While I was at it, I decided to add the numbers for another charter management organization, CharterUSA. Like the others, I tagged their schools by looking at the website.

* * *

The series from the SunSentinel on Florida's charter schools is well worth the read: it's the Wild West down there, with some of the craziest stories of charter school malfeasance, corruption, and incompetence you could imagine.

What's missing, however, is some hard data on student population characteristics and academic results. I want to try to fill that in over the next few posts.

Data here is from two sources: the FLDOE and the Miami-Dade County Public Schools. The following two graphs come from M-DCPS data. The blue bars represent the M-DCPS -- the non-charters. Red bars are the charters; green and purple are two of the better-known for-profit charter school operators, Academica and Mavericks.

Academica, as I reported last year, has an amazing scheme working for them: using taxpayer-subsidized financing, they build new charters on land that they control, raking in lease payments from charters they, in many cases, operate. The Tampa Bay Times reported last April that the company is under federal investigation.

Mavericks is run by the brother of Vice-President Joe Biden, Frank:
Biden, the brother of Vice President Joe Biden, offered some red meat, saying the school choice movement needs to continue organizing parents – and accumulating political power.
“It’s all about the 501(c)(4) and how much money we get in it,” he said. “And we go see our friends and we tell them we’ll support them. And we go see our enemies and look ‘em in the eye and say we’re going to take you down.”
OK, then.

What's clear here is that these charter operators are not serving a representative student population of the Miami-Dade School District. Academica is, for all intents and purposes, a Hispanic school system, enrolling fewer Free and Reduced-Price Lunch (FRPL)* students than M-DCPS. Mavericks has a black student population strikingly larger than the rest of the area, and far more boys, even as their FRPL population is relatively smaller.

There are also notable differences in student enrollment in special programs:

The charter sector, and Academica in particular, has left the education of Students With Disabilities (SWDs) to M-DCPS. Mavericks is the big exception here, but remember: not all "disabilities" are the same.

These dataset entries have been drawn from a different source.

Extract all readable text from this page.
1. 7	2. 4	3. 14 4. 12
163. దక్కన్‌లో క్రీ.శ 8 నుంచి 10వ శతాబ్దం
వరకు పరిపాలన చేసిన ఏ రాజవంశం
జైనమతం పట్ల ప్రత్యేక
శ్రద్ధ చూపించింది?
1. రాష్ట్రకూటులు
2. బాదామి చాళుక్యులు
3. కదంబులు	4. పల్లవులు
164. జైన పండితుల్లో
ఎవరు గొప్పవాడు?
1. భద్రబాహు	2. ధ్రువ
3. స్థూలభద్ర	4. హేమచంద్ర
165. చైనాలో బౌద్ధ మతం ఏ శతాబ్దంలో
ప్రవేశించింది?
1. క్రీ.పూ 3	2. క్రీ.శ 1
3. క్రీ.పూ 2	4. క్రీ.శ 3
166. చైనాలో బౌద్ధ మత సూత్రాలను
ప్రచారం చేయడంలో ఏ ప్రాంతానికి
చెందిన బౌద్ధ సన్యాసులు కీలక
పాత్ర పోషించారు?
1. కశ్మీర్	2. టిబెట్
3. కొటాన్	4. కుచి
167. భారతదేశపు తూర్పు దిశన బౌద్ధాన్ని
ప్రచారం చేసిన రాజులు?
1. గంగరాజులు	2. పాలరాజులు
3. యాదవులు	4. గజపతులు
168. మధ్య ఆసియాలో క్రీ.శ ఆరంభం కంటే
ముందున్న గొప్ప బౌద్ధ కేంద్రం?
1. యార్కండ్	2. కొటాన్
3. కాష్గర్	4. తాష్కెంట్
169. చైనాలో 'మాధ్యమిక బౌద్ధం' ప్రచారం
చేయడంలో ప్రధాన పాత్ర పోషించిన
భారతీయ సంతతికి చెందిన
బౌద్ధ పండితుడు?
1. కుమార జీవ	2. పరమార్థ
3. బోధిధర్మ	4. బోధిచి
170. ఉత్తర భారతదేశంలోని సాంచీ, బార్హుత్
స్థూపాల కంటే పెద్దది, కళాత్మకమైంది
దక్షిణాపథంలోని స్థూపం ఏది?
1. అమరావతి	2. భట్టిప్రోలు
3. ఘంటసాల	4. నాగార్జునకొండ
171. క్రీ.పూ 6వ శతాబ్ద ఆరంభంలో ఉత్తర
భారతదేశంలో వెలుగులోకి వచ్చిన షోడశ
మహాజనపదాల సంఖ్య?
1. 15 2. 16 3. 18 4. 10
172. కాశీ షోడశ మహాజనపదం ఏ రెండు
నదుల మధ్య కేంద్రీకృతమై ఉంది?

I haven't yet found whether the data is there to explore this further.

I also find it striking that Academica has such a large Hispanic student population, yet a smaller proportion of English Language Learners (ELL) than M-DCPS (reminds me of the Noble charter chain in Chicago).

It's going to take a bit of time to get a handle of how this affects student achievement. But it's worth repeating: any time you hear that Florida's charter schools are getting "great" results, remember that they do not serve the same student populations as the local public schools.

I often get the feeling some folks would rather you not remember this.

Charter school edu-preneur and Academica business partner Pitbull.

* Annoying: both FLDOE and M-DCPS data do not disaggregate free lunch from reduced-price lunch students. Yes, it matters.

1 comment:

Unknown said...

"And we go see our enemies (presumably public school officials. MF) and look 'em in the eye and say we're going to take you down."

At last, an "honest" so-called reformer, who reveals what charter schools are really about.